According to GuardKnox, all the new automatic cars have a lot of installed computer chips, mobile technology, and sensors that can easily be accessed and sabotaged by hackers. The issue is even severe in self-driven cars, that are communicating in real-time and possess smart city infrastructure.

Moshi Shlisel the CEO of GuardKnox came up with an example of a fuel tanker truck that gets hacked by a hacker. The hacker can easily send the truck to crash in a metropolitan building. He quoted such dangerous cyber threats as “September 11 on wheels”.

Henry Bezeih a former member of the Council of Automobile Cybersecurity said: ‘Cybersecurity has become as integral to vehicle engineering as crash safety and fuel efficiency. Connectivity is the reason why this is happening. Now all elements have to be designed with cybersecurity in mind.”

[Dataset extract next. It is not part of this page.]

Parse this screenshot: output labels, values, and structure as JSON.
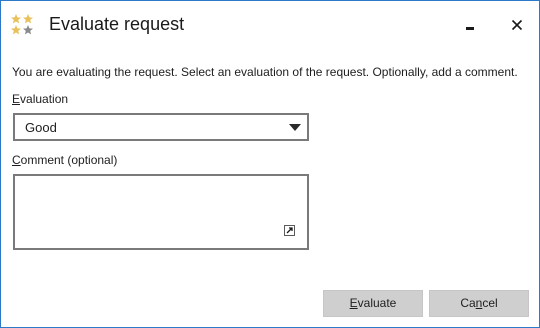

This cybersecurity firm Upstream had logged in over 150 automobile hacking incidents in 2019 which is almost double than in 2018. The hacks include altered cloud connection, abnormal car door locks, and alteration in the targeted software. In 2019 over a dozen luxury cars had been stolen after the hacking of Daimler’s Car2Go app.

Dan Sahar, the vice president of the firm said: “The ultimate worst-case scenario would be if somebody applies one of the car functions when it’s not supposed to do that, and does not across multiple vehicles. For example, if someone hits the breaks on all vehicles of a specific model at the same time. That would be catastrophic.

Another cybersecurity experts stated that if an attack is designed and executed on the computer and then that computer is installed in the car, any hazard is then possible. The carmaker giants have considered these vulnerabilities very seriously and are contacting paying partners and security researchers for building security into components.